Summary of the Article
The article by Ng et al. (2012) is aimed at identifying the health outcomes of children who had pediatric liver transplantation and survived for 10 years after that operation. Thus, the article investigates the presence or absence of an event, which is common for public health research (Telke & Eberly, 2011). The authors conducted a cross-sectional study and utilized a variety of statistical methods, such as chi-square, Wilcoxon log-rank test, Student t-test, and independent samples t-tests for estimating differences between groups, Kaplan-Meier curves to show “patient survival, graft survival, and acute cellular rejection,” etc. (Ng et al., 2012, pp. 2-3). The researchers also described an “ideal” survivor, a person whose health outcome was optimal after the transplantation. As for Kaplan-Meier method, two graphs (related to a) probability of patient survival over 10 years and b) probability of ACR over 10 years) are provided.
Advantages of Using Kaplan-Meier Method
There are a number of advantages to using the Kaplan-Meier method in order to estimate the probability of survival and of acute cellular rejection in the study by Ng et al. (2012). For instance, such an estimation is based on actual times of survival (instead of, for instance, using time intervals), which allows for a rather precise estimation (Forthofer, Lee, & Hernandez, 2007, p. 306). Second, the method provides a visual estimation of the survival function, which permits for its easier interpretation.
Disadvantages of Using Kaplan-Meier Method
There are also some disadvantages to utilizing the Kaplan-Meier method in the study. For instance, Kaplan-Meier does not handle the censored cases in the optimal way (Costella, 2010). That is, for censored cases, the even in question practically does not happen during the time of observation. Another problem is related to the confusing effect of the visual estimation of the survival function. This estimation has certain points at which the graph “drops” or “rises,” which denotes the occurrence of the event (in this case, a death of a patient or a case of acute cellular rejection). This makes it look as if there are certain points of time during which there are greater risks of the event occurring, whereas, it is possible that the probability of the event remains the same over the interval.
Are the Authors’ Conclusions Supported by Their Analysis?
In fact, the authors draw no specific conclusions from the results of the Kaplan-Meier analysis (Ng et al., 2012); instead, the results of the approximation of the function of survival are provided, and the authors also supply additional details related to the incidence of events; for instance, the approximations depict the total levels of acute rejection, whereas in the text, the authors provide more information (first or second case of rejection, etc.). On the whole, it should be noted that the authors tend to report the results of the study rather than boldly draw conclusions from them.
An Alternative Method
As an alternative to the Kaplan-Meier method, it also would be possible to use the life tables in order to estimate the chances of an event (death or acute cellular rejection) among the patients (Forthofer et al., 2007).

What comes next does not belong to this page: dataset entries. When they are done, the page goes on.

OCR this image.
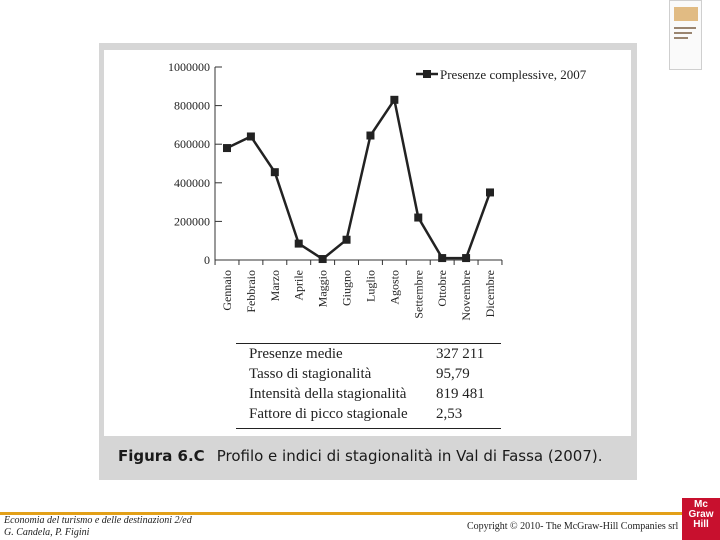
1000000
800000
600000
400000
200000
0
Gennaio Febbraio Marzo Aprile Maggio Giugno Luglio Agosto Settembre Ottobre Novembre Dicembre
Presenze complessive, 2007
Presenze medie	327 211
Tasso di stagionalità	95,79
Intensità della stagionalità 819 481
Fattore di picco stagionale 2,53
Figura 6.C Profilo e indici di stagionalità in Val di Fassa (2007).
Economia del turismo e delle destinazioni 2/ed
G. Candela, P. Figini
Copyright © 2010- The McGraw-Hill Companies srl
Mc
Graw
Hill
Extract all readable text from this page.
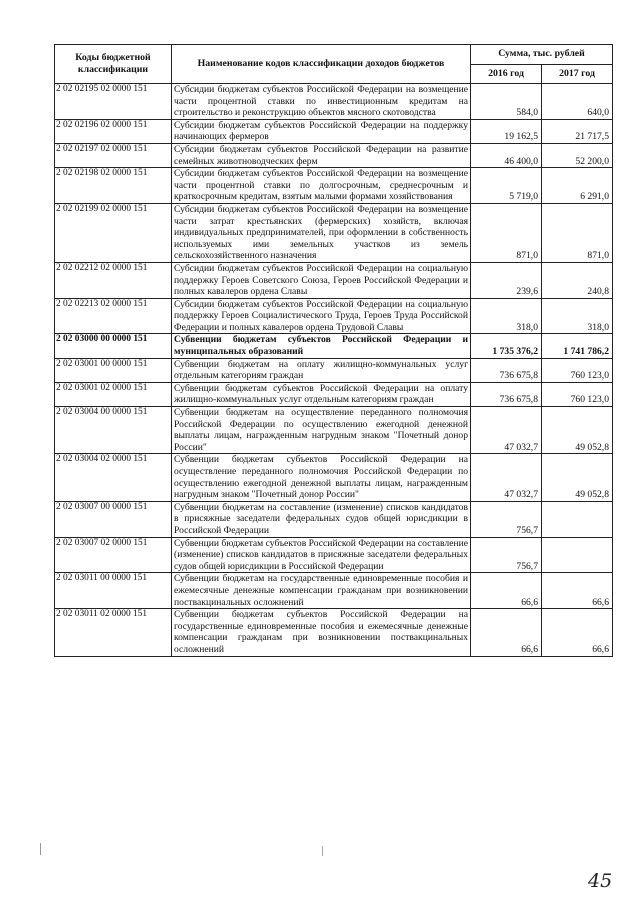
Коды бюджетной классификации	Наименование кодов классификации доходов бюджетов	Сумма, тыс. рублей	
		2016 год	2017 год
2 02 02195 02 0000 151	Субсидии бюджетам субъектов Российской Федерации на возмещение части процентной ставки по инвестиционным кредитам на строительство и реконструкцию объектов мясного скотоводства	584,0	640,0
2 02 02196 02 0000 151	Субсидии бюджетам субъектов Российской Федерации на поддержку начинающих фермеров	19 162,5	21 717,5
2 02 02197 02 0000 151	Субсидии бюджетам субъектов Российской Федерации на развитие семейных животноводческих ферм	46 400,0	52 200,0
2 02 02198 02 0000 151	Субсидии бюджетам субъектов Российской Федерации на возмещение части процентной ставки по долгосрочным, среднесрочным и краткосрочным кредитам, взятым малыми формами хозяйствования	5 719,0	6 291,0
2 02 02199 02 0000 151	Субсидии бюджетам субъектов Российской Федерации на возмещение части затрат крестьянских (фермерских) хозяйств, включая индивидуальных предпринимателей, при оформлении в собственность используемых ими земельных участков из земель сельскохозяйственного назначения	871,0	871,0
2 02 02212 02 0000 151	Субсидии бюджетам субъектов Российской Федерации на социальную поддержку Героев Советского Союза, Героев Российской Федерации и полных кавалеров ордена Славы	239,6	240,8
2 02 02213 02 0000 151	Субсидии бюджетам субъектов Российской Федерации на социальную поддержку Героев Социалистического Труда, Героев Труда Российской Федерации и полных кавалеров ордена Трудовой Славы	318,0	318,0
2 02 03000 00 0000 151	Субвенции бюджетам субъектов Российской Федерации и муниципальных образований	1 735 376,2	1 741 786,2
2 02 03001 00 0000 151	Субвенции бюджетам на оплату жилищно-коммунальных услуг отдельным категориям граждан	736 675,8	760 123,0
2 02 03001 02 0000 151	Субвенции бюджетам субъектов Российской Федерации на оплату жилищно-коммунальных услуг отдельным категориям граждан	736 675,8	760 123,0
2 02 03004 00 0000 151	Субвенции бюджетам на осуществление переданного полномочия Российской Федерации по осуществлению ежегодной денежной выплаты лицам, награжденным нагрудным знаком "Почетный донор России"	47 032,7	49 052,8
2 02 03004 02 0000 151	Субвенции бюджетам субъектов Российской Федерации на осуществление переданного полномочия Российской Федерации по осуществлению ежегодной денежной выплаты лицам, награжденным нагрудным знаком "Почетный донор России"	47 032,7	49 052,8
2 02 03007 00 0000 151	Субвенции бюджетам на составление (изменение) списков кандидатов в присяжные заседатели федеральных судов общей юрисдикции в Российской Федерации	756,7	
2 02 03007 02 0000 151	Субвенции бюджетам субъектов Российской Федерации на составление (изменение) списков кандидатов в присяжные заседатели федеральных судов общей юрисдикции в Российской Федерации	756,7	
2 02 03011 00 0000 151	Субвенции бюджетам на государственные единовременные пособия и ежемесячные денежные компенсации гражданам при возникновении поствакцинальных осложнений	66,6	66,6
2 02 03011 02 0000 151	Субвенции бюджетам субъектов Российской Федерации на государственные единовременные пособия и ежемесячные денежные компенсации гражданам при возникновении поствакцинальных осложнений	66,6	66,6
45
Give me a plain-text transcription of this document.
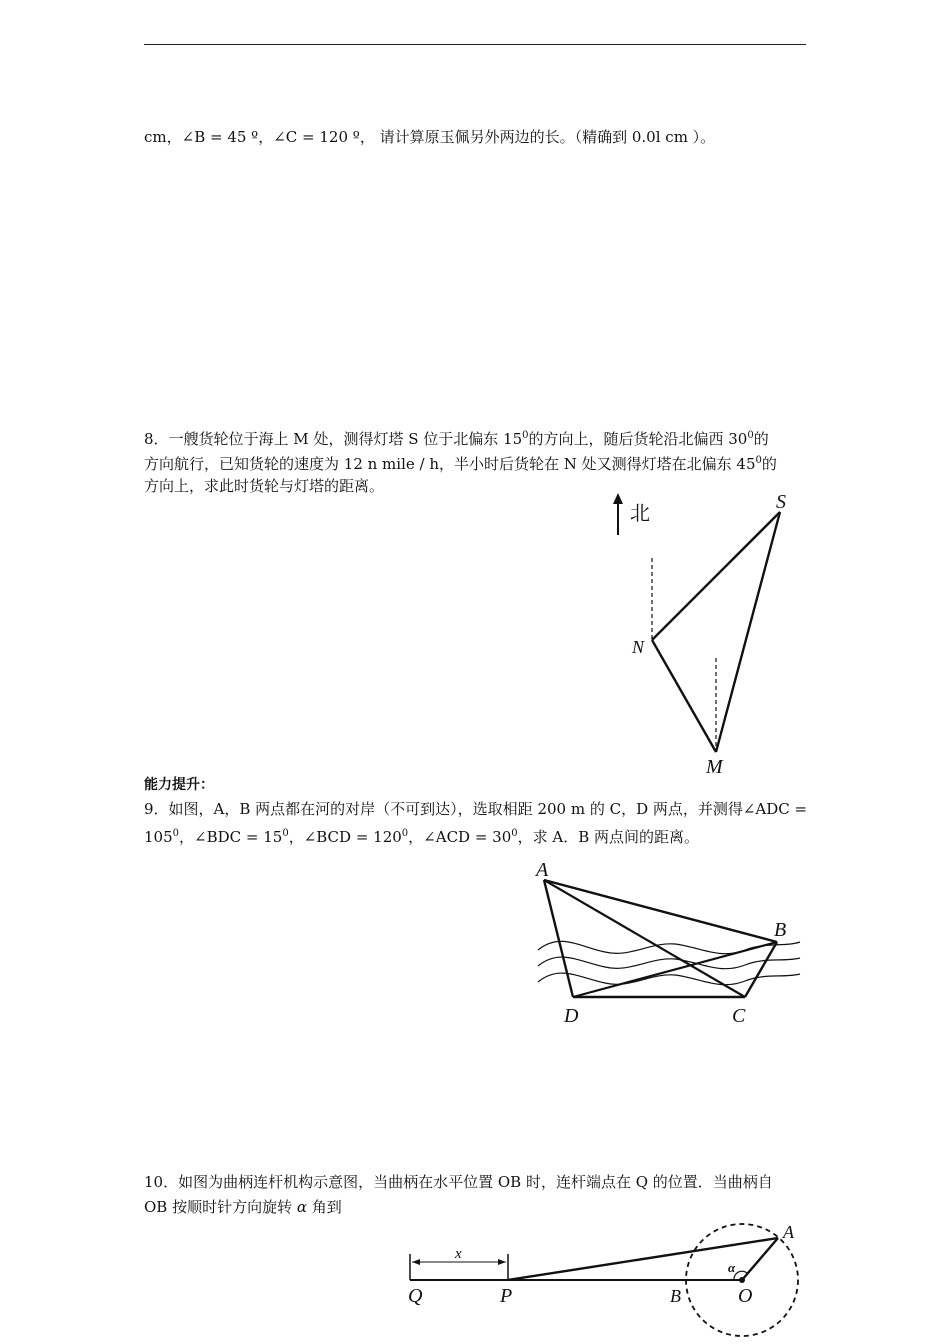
cm，∠B = 45 º，∠C = 120 º， 请计算原玉佩另外两边的长。（精确到 0.0l cm ）。
8．一艘货轮位于海上 M 处，测得灯塔 S 位于北偏东 $15^0$的方向上，随后货轮沿北偏西 $30^0$的
方向航行，已知货轮的速度为 12 n mile / h，半小时后货轮在 N 处又测得灯塔在北偏东 $45^0$的
方向上，求此时货轮与灯塔的距离。
北
S
N
M
能力提升：
9．如图，A，B 两点都在河的对岸（不可到达），选取相距 200 m 的 C，D 两点，并测得∠ADC =
$105^0$，∠BDC = $15^0$，∠BCD = $120^0$，∠ACD = $30^0$，求 A．B 两点间的距离。
A
B
C
D
10．如图为曲柄连杆机构示意图，当曲柄在水平位置 OB 时，连杆端点在 Q 的位置．当曲柄自
OB 按顺时针方向旋转 α 角到
x
α
Q	P	B	O
A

Since the results of the Kaplan-Meier analysis are summarized only in the graphs approximating the survival functions, it would also be possible to use the life tables for examining the survival rates. In addition, it is apparent that Ng et al. (2007) do not use any factors for the Kaplan-Meier analysis, for all the children had the same intervention – liver transplantation.
References
Costella, J. P. (2010). A simple alternative to Kaplan–Meier for survival curves. Web.
Forthofer, R. N., Lee, E. S., & Hernandez, M. (2007). Biostatistics: A guide to design, analysis, and discovery (2nd ed.). Burlington, MA: Elsevier Academic Press.
Ng, V. L., Alonso, E. M., Bucuvalas, J. C., Cohen, G., Limbers, C. A. Varni, J. W.,…Anand, R. (2012). Health status of children alive 10 years after pediatric liver transplantation performed in the US and Canada: Report of the studies of pediatric liver transplantation experience. Journal of Pediatrics, 160(5), 820-826, e3. Web.
Telke, S. E., & Eberly, L. E. (2011). Statistical hypothesis testing: Associating patient characteristics with an incident condition: Kaplan-Meier curves, hazard ratios, and Cox proportional hazards regression. Journal of Wound, Ostomy, and Continence Nursing, 38(6), 621-626.